Evidence has so far failed to sway the leadership of a country that happily allowed German spies to attempt entry to Britain from its territory.
Dublin, November 17 – An island state to the west of Britain whose government maintained neutrality toward the Third Reich, and whose people facilitated Luftwaffe navigation toward blacked-out British cities by keeping theirs illuminated, voiced its disapproval this week that the Jewish State has designated violent groups that the aforementioned island state bankrolls as terrorist organizations.

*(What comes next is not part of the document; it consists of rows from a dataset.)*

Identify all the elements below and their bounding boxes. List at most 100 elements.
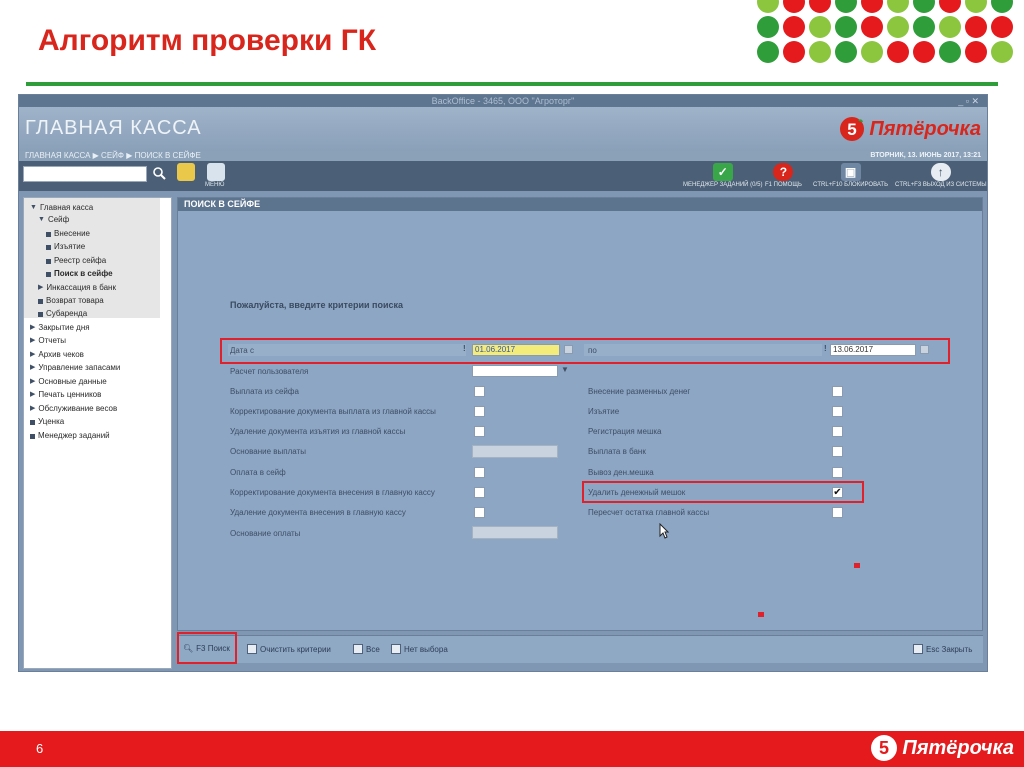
decorative-dot bbox=[991, 41, 1013, 63]
checkbox[interactable] bbox=[474, 386, 485, 397]
field-label: Вывоз ден.мешка bbox=[588, 468, 654, 477]
payout-reason-input[interactable] bbox=[472, 445, 558, 458]
sidebar-tree: ▼ Главная касса ▼ Сейф Внесение Изъятие Ре… bbox=[23, 197, 172, 669]
sidebar-item-inventory[interactable]: ▶ Управление запасами bbox=[30, 362, 120, 374]
sidebar-item-returns[interactable]: Возврат товара bbox=[38, 295, 104, 307]
favorites-star-icon[interactable] bbox=[177, 163, 195, 181]
payment-reason-input[interactable] bbox=[472, 526, 558, 539]
window-controls[interactable]: _ ▫ ✕ bbox=[958, 95, 979, 107]
user-calc-select[interactable] bbox=[472, 365, 558, 377]
decorative-dot bbox=[783, 41, 805, 63]
user-calc-label: Расчет пользователя bbox=[230, 367, 309, 376]
search-icon[interactable] bbox=[151, 166, 167, 182]
decorative-dot bbox=[757, 0, 779, 13]
sidebar-item-master-data[interactable]: ▶ Основные данные bbox=[30, 376, 107, 388]
field-label: Внесение разменных денег bbox=[588, 387, 691, 396]
breadcrumb-path[interactable]: ГЛАВНАЯ КАССА ▶ СЕЙФ ▶ ПОИСК В СЕЙФЕ bbox=[25, 151, 201, 161]
sidebar-item-bank-collection[interactable]: ▶ Инкассация в банк bbox=[38, 282, 116, 294]
close-icon bbox=[913, 644, 923, 654]
sidebar-item-day-close[interactable]: ▶ Закрытие дня bbox=[30, 322, 90, 334]
checkbox[interactable] bbox=[832, 507, 843, 518]
checkbox[interactable] bbox=[832, 386, 843, 397]
slide-title: Алгоритм проверки ГК bbox=[38, 24, 377, 57]
field-label: Пересчет остатка главной кассы bbox=[588, 508, 710, 517]
decorative-dot bbox=[939, 0, 961, 13]
brand-five-icon: 5 bbox=[840, 117, 865, 141]
checkbox[interactable] bbox=[832, 467, 843, 478]
field-label: Удаление документа внесения в главную ка… bbox=[230, 508, 406, 517]
decorative-dot bbox=[965, 16, 987, 38]
decorative-dot bbox=[809, 16, 831, 38]
decorative-dot bbox=[939, 16, 961, 38]
svg-text:5: 5 bbox=[879, 738, 889, 758]
collapsed-arrow-icon: ▶ bbox=[30, 364, 36, 371]
mouse-cursor-icon bbox=[659, 523, 669, 539]
red-marker bbox=[854, 563, 860, 568]
sidebar-item-deposit[interactable]: Внесение bbox=[46, 228, 90, 240]
checkbox[interactable] bbox=[474, 406, 485, 417]
decorative-dot bbox=[783, 16, 805, 38]
checkbox[interactable] bbox=[832, 406, 843, 417]
footer-brand-logo: 5 Пятёрочка bbox=[870, 734, 1014, 762]
highlight-delete-bag bbox=[582, 481, 864, 503]
sidebar-item-markdown[interactable]: Уценка bbox=[30, 416, 64, 428]
field-label: Регистрация мешка bbox=[588, 427, 662, 436]
checkbox[interactable] bbox=[832, 446, 843, 457]
decorative-dot bbox=[861, 41, 883, 63]
lock-button[interactable]: ▣ CTRL+F10 БЛОКИРОВАТЬ bbox=[813, 163, 888, 188]
bullet-icon bbox=[38, 298, 43, 304]
checkbox[interactable] bbox=[474, 487, 485, 498]
decorative-dot bbox=[861, 16, 883, 38]
decorative-dot bbox=[835, 41, 857, 63]
sidebar-item-withdrawal[interactable]: Изъятие bbox=[46, 241, 85, 253]
field-label: Основание выплаты bbox=[230, 447, 306, 456]
checkbox[interactable] bbox=[474, 507, 485, 518]
decorative-dot bbox=[757, 41, 779, 63]
page-number: 6 bbox=[36, 741, 44, 756]
select-all-button[interactable]: Все bbox=[353, 644, 380, 654]
dropdown-arrow-icon[interactable]: ▼ bbox=[561, 365, 569, 374]
task-manager-button[interactable]: ✓ МЕНЕДЖЕР ЗАДАНИЙ (0/5) bbox=[683, 163, 762, 188]
check-all-icon bbox=[353, 644, 363, 654]
checkbox[interactable] bbox=[474, 467, 485, 478]
help-button[interactable]: ? F1 ПОМОЩЬ bbox=[765, 163, 802, 188]
close-button[interactable]: Esc Закрыть bbox=[913, 644, 972, 654]
bullet-icon bbox=[46, 244, 51, 250]
sidebar-item-task-manager[interactable]: Менеджер заданий bbox=[30, 430, 110, 442]
sidebar-item-safe-register[interactable]: Реестр сейфа bbox=[46, 255, 106, 267]
logout-button[interactable]: ↑ CTRL+F3 ВЫХОД ИЗ СИСТЕМЫ bbox=[895, 163, 987, 188]
clear-criteria-button[interactable]: Очистить критерии bbox=[247, 644, 331, 654]
highlight-search-button bbox=[177, 632, 237, 664]
sidebar-item-receipt-archive[interactable]: ▶ Архив чеков bbox=[30, 349, 84, 361]
app-header: ГЛАВНАЯ КАССА 5 Пятёрочка bbox=[19, 107, 987, 151]
decorative-dots bbox=[757, 0, 1013, 63]
collapsed-arrow-icon: ▶ bbox=[30, 378, 36, 385]
sidebar-item-safe-search[interactable]: Поиск в сейфе bbox=[46, 268, 113, 280]
expanded-arrow-icon: ▼ bbox=[30, 204, 37, 211]
brand-name: Пятёрочка bbox=[869, 117, 981, 140]
search-input[interactable] bbox=[23, 166, 147, 182]
decorative-dot bbox=[809, 0, 831, 13]
menu-icon[interactable] bbox=[207, 163, 225, 181]
red-marker bbox=[758, 612, 764, 617]
collapsed-arrow-icon: ▶ bbox=[38, 284, 44, 291]
breadcrumb: ГЛАВНАЯ КАССА ▶ СЕЙФ ▶ ПОИСК В СЕЙФЕ ВТО… bbox=[19, 151, 987, 161]
sidebar-item-reports[interactable]: ▶ Отчеты bbox=[30, 335, 66, 347]
field-label: Выплата из сейфа bbox=[230, 387, 299, 396]
sidebar-item-main-cash[interactable]: ▼ Главная касса bbox=[30, 202, 93, 214]
field-label: Выплата в банк bbox=[588, 447, 646, 456]
decorative-dot bbox=[913, 16, 935, 38]
checkbox[interactable] bbox=[474, 426, 485, 437]
select-none-button[interactable]: Нет выбора bbox=[391, 644, 448, 654]
window-title: BackOffice - 3465, ООО "Агроторг" bbox=[431, 96, 575, 106]
decorative-dot bbox=[965, 0, 987, 13]
brand-logo: 5 Пятёрочка bbox=[839, 113, 981, 145]
sidebar-item-scales[interactable]: ▶ Обслуживание весов bbox=[30, 403, 117, 415]
window-titlebar: BackOffice - 3465, ООО "Агроторг" _ ▫ ✕ bbox=[19, 95, 987, 107]
search-panel: ПОИСК В СЕЙФЕ Пожалуйста, введите критер… bbox=[177, 197, 983, 631]
decorative-dot bbox=[835, 16, 857, 38]
checkbox[interactable] bbox=[832, 426, 843, 437]
sidebar-item-price-tags[interactable]: ▶ Печать ценников bbox=[30, 389, 101, 401]
sidebar-item-sublease[interactable]: Субаренда bbox=[38, 308, 87, 320]
sidebar-item-safe[interactable]: ▼ Сейф bbox=[38, 214, 69, 226]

Irish government officials and diplomats expressed dismay and skepticism at Israel’s decision to outlaw six Palestinian NGOs linked to the Popular Front for the Liberation of Palestine, a murderous group that has claimed responsibility for assassinations, hijackings, bombings, and other violence targeting Jews and Israeli interests. Despite the moral imperative of opposing Nazi Germany, and despite the relative German inability to cause substantial damage to Irish interests, the WWII-era government of the Irish Republic elected not to choose sides in the fight against a genocidal regime, opting instead to hamper British and Allied logistics by refusing to allow its territory to be used in that fight, and, in its longstanding animosity toward Britain, kept the capital and other areas lit up at night to assist German bomber navigators in orienting themselves and thus more accurately reaching cities and facilities in Britain to bombard with explosives.

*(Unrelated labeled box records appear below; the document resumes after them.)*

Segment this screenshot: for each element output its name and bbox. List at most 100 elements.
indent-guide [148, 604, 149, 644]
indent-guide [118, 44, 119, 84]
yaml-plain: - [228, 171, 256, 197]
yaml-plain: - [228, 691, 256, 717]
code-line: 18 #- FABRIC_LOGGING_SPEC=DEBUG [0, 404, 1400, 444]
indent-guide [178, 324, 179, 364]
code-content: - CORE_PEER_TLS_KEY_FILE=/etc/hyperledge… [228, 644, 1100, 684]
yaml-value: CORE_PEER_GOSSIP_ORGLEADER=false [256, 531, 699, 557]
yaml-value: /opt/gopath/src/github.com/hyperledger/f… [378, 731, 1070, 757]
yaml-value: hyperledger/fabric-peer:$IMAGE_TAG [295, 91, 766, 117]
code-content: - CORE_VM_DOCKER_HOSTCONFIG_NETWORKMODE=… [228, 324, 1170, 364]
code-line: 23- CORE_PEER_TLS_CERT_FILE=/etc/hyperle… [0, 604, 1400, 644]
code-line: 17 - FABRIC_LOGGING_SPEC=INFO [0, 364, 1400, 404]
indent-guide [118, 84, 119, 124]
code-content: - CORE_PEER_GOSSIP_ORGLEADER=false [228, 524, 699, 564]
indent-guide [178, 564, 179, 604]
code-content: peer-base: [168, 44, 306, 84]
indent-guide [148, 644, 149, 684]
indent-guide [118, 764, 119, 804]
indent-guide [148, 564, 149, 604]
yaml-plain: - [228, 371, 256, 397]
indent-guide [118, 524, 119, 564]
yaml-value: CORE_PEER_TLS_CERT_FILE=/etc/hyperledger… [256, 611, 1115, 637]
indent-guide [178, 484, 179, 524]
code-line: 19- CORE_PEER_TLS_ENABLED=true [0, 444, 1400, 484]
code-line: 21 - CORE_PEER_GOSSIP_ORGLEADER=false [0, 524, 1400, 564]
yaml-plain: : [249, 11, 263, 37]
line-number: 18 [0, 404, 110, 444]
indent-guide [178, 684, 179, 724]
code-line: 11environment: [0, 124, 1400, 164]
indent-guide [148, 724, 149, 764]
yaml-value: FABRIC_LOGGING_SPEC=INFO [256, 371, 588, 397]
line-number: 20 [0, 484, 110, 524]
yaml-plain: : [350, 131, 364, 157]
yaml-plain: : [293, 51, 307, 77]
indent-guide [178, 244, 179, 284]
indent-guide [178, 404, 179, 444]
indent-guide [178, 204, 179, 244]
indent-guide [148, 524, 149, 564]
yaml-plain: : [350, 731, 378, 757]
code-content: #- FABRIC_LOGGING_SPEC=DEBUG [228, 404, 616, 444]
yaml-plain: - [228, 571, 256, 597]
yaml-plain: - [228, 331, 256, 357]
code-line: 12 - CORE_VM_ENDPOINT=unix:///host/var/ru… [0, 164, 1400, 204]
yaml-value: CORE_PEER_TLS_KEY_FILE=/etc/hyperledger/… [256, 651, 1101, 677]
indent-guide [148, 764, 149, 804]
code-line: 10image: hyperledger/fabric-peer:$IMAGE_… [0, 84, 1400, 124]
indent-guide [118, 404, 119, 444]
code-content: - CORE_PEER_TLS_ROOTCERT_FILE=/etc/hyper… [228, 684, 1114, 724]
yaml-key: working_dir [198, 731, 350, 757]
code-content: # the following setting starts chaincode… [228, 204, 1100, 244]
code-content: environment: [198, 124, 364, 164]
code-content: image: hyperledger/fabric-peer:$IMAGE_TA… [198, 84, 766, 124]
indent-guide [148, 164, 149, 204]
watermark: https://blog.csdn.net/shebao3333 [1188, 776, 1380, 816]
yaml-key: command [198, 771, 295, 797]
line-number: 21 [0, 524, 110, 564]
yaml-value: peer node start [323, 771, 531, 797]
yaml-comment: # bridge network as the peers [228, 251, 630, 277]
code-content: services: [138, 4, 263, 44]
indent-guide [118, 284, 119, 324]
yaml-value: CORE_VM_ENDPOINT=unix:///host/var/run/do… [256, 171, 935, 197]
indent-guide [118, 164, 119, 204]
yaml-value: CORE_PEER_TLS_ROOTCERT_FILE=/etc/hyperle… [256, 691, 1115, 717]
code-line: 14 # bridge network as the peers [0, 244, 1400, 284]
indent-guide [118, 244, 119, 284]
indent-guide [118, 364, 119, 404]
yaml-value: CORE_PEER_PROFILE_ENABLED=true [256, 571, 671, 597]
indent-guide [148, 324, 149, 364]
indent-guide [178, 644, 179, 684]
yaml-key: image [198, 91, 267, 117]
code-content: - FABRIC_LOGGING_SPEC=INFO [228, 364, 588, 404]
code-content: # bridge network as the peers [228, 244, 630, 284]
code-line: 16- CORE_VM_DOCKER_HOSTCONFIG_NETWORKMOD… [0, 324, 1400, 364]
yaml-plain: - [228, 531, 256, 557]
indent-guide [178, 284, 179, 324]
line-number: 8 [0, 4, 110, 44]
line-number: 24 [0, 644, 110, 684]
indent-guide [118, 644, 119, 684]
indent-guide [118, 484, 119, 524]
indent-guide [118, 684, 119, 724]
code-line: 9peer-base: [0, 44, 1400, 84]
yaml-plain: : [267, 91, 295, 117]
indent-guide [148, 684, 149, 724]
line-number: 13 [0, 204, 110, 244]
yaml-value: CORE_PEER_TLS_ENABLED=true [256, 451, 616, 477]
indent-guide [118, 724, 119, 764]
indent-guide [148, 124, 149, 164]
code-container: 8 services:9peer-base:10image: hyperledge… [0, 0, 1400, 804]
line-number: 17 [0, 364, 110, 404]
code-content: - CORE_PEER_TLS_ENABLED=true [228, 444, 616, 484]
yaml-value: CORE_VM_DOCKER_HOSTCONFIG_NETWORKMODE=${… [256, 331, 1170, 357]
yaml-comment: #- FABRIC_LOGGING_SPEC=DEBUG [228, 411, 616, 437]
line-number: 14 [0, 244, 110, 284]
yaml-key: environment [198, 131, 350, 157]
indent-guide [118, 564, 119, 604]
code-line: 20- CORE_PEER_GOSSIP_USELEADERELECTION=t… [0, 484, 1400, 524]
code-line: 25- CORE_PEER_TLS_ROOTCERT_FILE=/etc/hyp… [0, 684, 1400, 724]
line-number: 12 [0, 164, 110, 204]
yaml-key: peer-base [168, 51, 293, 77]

Israel provided evidence over the last several weeks to governments that provide funding to the six organizations, to the effect that those groups perform human rights works only as a cover for their violent activities. The most salient recent example involved the murder of an Israeli seventeen-year-old by an employee of one of the organizations who also boasted membership in the PFLP. Such evidence has so far failed to sway the leadership of a country that happily allowed German spies to attempt entry to Britain from its territory, and in which popular support for terrorism persists. The Irish Republican Army, and its successor terrorist group the Provisional IRA, long maintained ties to, trained with, and provided support for, Palestinian terrorist groups such as the Palestine Liberation Organization.

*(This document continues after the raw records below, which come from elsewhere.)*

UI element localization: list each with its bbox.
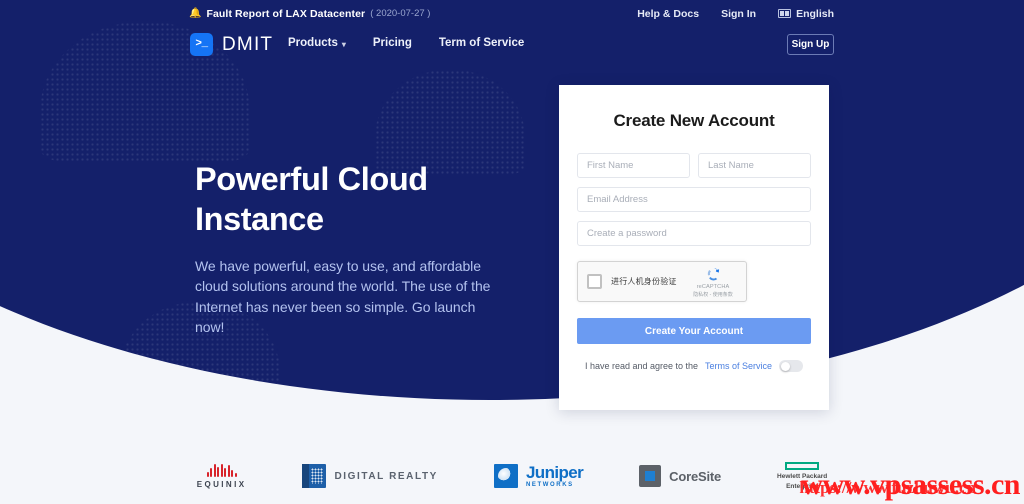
help-and-docs-link[interactable]: Help & Docs (637, 8, 699, 20)
hero-title-line1: Powerful Cloud (195, 160, 495, 200)
brand-name: DMIT (222, 34, 273, 56)
recaptcha-brand: reCAPTCHA (689, 284, 737, 290)
page-root: 🔔 Fault Report of LAX Datacenter ( 2020-… (0, 0, 1024, 504)
language-label: English (796, 8, 834, 20)
terms-agreement-text: I have read and agree to the (585, 361, 698, 371)
juniper-logo-subtext: NETWORKS (526, 482, 574, 488)
announcement-bar: 🔔 Fault Report of LAX Datacenter ( 2020-… (0, 0, 1024, 27)
card-title: Create New Account (577, 111, 811, 131)
create-account-button[interactable]: Create Your Account (577, 318, 811, 344)
equinix-logo-text: EQUINIX (197, 480, 247, 489)
announcement-message[interactable]: 🔔 Fault Report of LAX Datacenter ( 2020-… (189, 0, 430, 27)
recaptcha-icon (705, 266, 722, 283)
recaptcha-label: 进行人机身份验证 (611, 276, 677, 287)
equinix-logo-icon (207, 464, 237, 477)
partner-logo-juniper: Juniper NETWORKS (494, 464, 583, 488)
announcement-actions: Help & Docs Sign In English (637, 0, 834, 27)
partner-logo-equinix: EQUINIX (197, 464, 247, 489)
recaptcha-branding: reCAPTCHA 隐私权 - 使用条款 (689, 266, 737, 298)
password-input[interactable]: Create a password (577, 221, 811, 246)
terminal-icon: >_ (190, 33, 213, 56)
email-input[interactable]: Email Address (577, 187, 811, 212)
partner-logo-hpe: Hewlett Packard Enterprise (777, 462, 827, 491)
last-name-input[interactable]: Last Name (698, 153, 811, 178)
terms-agreement-toggle[interactable] (779, 360, 803, 372)
hero-subtitle: We have powerful, easy to use, and affor… (195, 256, 495, 338)
nav-item-products[interactable]: Products ▾ (288, 37, 346, 49)
nav-item-pricing[interactable]: Pricing (373, 37, 412, 49)
hpe-logo-line1: Hewlett Packard (777, 473, 827, 480)
coresite-logo-icon (639, 465, 661, 487)
nav-item-products-label: Products (288, 37, 338, 49)
recaptcha-widget[interactable]: 进行人机身份验证 reCAPTCHA 隐私权 - 使用条款 (577, 261, 747, 302)
hero-title: Powerful Cloud Instance (195, 160, 495, 240)
hero-title-line2: Instance (195, 200, 495, 240)
brand-logo[interactable]: >_ DMIT (190, 33, 273, 56)
juniper-logo-icon (494, 464, 518, 488)
flag-icon (778, 9, 791, 18)
announcement-date: ( 2020-07-27 ) (370, 8, 430, 19)
partner-logo-coresite: CoreSite (639, 465, 721, 487)
nav-item-term-of-service[interactable]: Term of Service (439, 37, 524, 49)
terms-agreement-row: I have read and agree to the Terms of Se… (577, 360, 811, 372)
recaptcha-terms[interactable]: 隐私权 - 使用条款 (689, 291, 737, 298)
partner-logo-digital-realty: DIGITAL REALTY (302, 464, 438, 488)
bell-icon: 🔔 (189, 9, 201, 19)
create-account-card: Create New Account First Name Last Name … (559, 85, 829, 410)
chevron-down-icon: ▾ (342, 40, 346, 49)
coresite-logo-text: CoreSite (669, 469, 721, 484)
language-selector[interactable]: English (778, 8, 834, 20)
name-field-row: First Name Last Name (577, 153, 811, 178)
terms-of-service-link[interactable]: Terms of Service (705, 361, 772, 371)
juniper-logo-text: Juniper (526, 464, 583, 481)
announcement-title: Fault Report of LAX Datacenter (206, 8, 365, 20)
recaptcha-checkbox[interactable] (587, 274, 602, 289)
signup-button[interactable]: Sign Up (787, 34, 834, 55)
digital-realty-logo-icon (302, 464, 326, 488)
partner-logo-strip: EQUINIX DIGITAL REALTY Juniper NETWORKS … (0, 448, 1024, 504)
digital-realty-logo-text: DIGITAL REALTY (334, 471, 438, 482)
nav-links: Products ▾ Pricing Term of Service (288, 37, 524, 49)
first-name-input[interactable]: First Name (577, 153, 690, 178)
sign-in-link[interactable]: Sign In (721, 8, 756, 20)
main-navigation: >_ DMIT Products ▾ Pricing Term of Servi… (0, 27, 1024, 71)
hpe-logo-icon (785, 462, 819, 470)
hpe-logo-line2: Enterprise (786, 483, 818, 490)
hero-copy: Powerful Cloud Instance We have powerful… (195, 160, 495, 338)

Observers note that the direction of Irish sympathies and antipathies could have developed differently. “The Chief Rabbi of the British Mandate of Palestine, and then the State of Israel, was previously the Chief Rabbi of Ireland,” noted historian Sean Murphy. “The first Isaac Herzog could have been a uniting figure in both cultures, especially when both have suffered conquest, displacement, and discrimination – at the hands of the English, as well. But the antisemitic undercurrents of more than a thousand years of Catholicism had to leave some impact.”